Not surprisingly, the biggest jump is among preschoolers and adolescents.
And if that isn’t a clear warning of what lies ahead, then perhaps the fact that an estimated 1 million people in the U. S. report attempting to commit suicide each year — and that one succeeds every 14 minutes — will trigger an alarm. The number of people who no longer wish to live has been steadily rising in the past two decades, even before the recession.
That suicide rate among military veterans we are so worried about?

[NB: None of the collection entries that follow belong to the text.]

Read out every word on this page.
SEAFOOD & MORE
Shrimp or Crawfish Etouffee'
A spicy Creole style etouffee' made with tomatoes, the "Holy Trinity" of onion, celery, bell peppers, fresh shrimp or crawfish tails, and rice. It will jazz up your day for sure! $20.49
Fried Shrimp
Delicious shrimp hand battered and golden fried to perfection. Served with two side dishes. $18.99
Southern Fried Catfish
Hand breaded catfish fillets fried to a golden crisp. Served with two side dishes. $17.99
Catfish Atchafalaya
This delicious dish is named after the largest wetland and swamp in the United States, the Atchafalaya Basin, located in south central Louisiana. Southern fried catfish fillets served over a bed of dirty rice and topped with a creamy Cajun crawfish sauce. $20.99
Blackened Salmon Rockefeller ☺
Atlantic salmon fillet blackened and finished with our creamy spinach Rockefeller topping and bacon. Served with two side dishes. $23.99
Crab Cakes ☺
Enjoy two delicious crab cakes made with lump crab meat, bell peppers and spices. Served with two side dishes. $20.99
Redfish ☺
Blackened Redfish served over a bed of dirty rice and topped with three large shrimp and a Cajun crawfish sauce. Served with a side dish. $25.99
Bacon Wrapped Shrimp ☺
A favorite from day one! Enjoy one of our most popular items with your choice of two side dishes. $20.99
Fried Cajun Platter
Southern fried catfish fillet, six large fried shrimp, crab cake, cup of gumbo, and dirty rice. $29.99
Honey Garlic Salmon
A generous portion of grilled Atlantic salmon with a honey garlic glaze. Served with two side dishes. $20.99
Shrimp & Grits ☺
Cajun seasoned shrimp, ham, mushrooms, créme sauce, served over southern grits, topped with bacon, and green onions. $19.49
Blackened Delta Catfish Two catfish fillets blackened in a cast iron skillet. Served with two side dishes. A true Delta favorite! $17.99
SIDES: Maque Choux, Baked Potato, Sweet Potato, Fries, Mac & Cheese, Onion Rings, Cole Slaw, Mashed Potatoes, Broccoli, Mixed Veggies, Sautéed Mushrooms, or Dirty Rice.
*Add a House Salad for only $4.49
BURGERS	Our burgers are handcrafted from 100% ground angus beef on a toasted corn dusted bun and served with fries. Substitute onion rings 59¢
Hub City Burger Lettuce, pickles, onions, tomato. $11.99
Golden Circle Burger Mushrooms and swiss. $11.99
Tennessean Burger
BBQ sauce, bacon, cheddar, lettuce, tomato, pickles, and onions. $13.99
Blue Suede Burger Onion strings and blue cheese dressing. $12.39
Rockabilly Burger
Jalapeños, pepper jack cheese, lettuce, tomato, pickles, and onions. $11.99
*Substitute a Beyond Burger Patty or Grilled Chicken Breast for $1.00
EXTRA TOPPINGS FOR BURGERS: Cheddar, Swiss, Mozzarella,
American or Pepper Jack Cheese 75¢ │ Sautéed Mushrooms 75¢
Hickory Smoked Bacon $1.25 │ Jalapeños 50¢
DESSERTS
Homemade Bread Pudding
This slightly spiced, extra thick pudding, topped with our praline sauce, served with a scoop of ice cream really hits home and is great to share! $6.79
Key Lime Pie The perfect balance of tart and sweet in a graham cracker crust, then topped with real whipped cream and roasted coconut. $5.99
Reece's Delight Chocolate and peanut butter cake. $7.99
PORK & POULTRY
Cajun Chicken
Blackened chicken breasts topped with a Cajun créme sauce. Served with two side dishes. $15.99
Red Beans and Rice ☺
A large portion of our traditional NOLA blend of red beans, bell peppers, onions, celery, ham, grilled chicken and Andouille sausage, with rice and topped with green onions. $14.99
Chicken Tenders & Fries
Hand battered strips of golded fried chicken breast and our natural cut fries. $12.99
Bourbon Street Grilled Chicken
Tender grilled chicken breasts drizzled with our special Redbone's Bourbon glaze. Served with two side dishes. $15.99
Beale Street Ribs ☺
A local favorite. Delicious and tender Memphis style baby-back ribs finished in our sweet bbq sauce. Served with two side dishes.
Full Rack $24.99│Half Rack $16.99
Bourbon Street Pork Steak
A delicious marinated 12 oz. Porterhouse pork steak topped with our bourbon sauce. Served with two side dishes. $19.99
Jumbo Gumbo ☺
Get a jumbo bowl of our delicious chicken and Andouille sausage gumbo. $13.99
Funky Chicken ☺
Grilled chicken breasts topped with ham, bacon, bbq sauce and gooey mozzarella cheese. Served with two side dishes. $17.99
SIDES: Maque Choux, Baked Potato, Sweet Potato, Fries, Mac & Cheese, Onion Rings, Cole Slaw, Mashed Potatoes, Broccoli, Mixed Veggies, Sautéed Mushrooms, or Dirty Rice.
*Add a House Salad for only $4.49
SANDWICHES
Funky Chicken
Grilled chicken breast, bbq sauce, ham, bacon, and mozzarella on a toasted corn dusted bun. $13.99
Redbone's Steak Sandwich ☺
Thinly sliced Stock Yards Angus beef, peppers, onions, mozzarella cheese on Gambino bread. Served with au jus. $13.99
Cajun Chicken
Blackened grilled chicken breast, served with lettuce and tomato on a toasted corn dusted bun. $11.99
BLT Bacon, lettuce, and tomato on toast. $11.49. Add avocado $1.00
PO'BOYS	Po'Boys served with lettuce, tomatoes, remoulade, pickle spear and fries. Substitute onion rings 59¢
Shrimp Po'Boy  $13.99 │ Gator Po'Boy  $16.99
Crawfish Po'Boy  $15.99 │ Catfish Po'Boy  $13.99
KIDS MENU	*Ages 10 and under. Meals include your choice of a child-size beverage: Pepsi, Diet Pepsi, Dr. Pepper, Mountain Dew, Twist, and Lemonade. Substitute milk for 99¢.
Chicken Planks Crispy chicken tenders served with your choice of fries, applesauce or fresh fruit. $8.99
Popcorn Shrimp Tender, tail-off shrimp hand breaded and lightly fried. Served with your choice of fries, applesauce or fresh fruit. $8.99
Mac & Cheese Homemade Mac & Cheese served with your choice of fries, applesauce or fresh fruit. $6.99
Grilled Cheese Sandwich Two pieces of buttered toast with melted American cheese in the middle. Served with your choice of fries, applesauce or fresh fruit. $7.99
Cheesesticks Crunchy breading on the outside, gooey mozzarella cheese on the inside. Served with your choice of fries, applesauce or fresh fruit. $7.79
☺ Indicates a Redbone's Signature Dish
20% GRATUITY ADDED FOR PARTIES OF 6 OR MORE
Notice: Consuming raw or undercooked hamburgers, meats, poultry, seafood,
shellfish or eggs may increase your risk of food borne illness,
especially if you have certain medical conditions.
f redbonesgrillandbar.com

It is rising to civilian levels.
And it’s not just the U.S.
Globally, suicides have risen 60 percent in the past 45 years.
We have a widespread affliction on our hands that is affecting the entire human race.
An affliction we understand very little about.
An affliction we continue to sweep under the rug and blame on guns, the economy and every other thing.
An affliction that has become a preamble for mass murder.
…
It is a problem about people.
The reach of the problem is far deeper.
The CDC reports a million Americans try to kill themselves every year, but twice as many make plans to do it.
While suicide claims a victim four times an hour, one of our friends, family members or neighbors thinks about it every two minutes.
If we have any hope of curbing tragedies such as Columbine and Sandy Hook, we must not allow rhetoric or short-term mitigation overshadow the opportunity to address the real culprit behind mass violence.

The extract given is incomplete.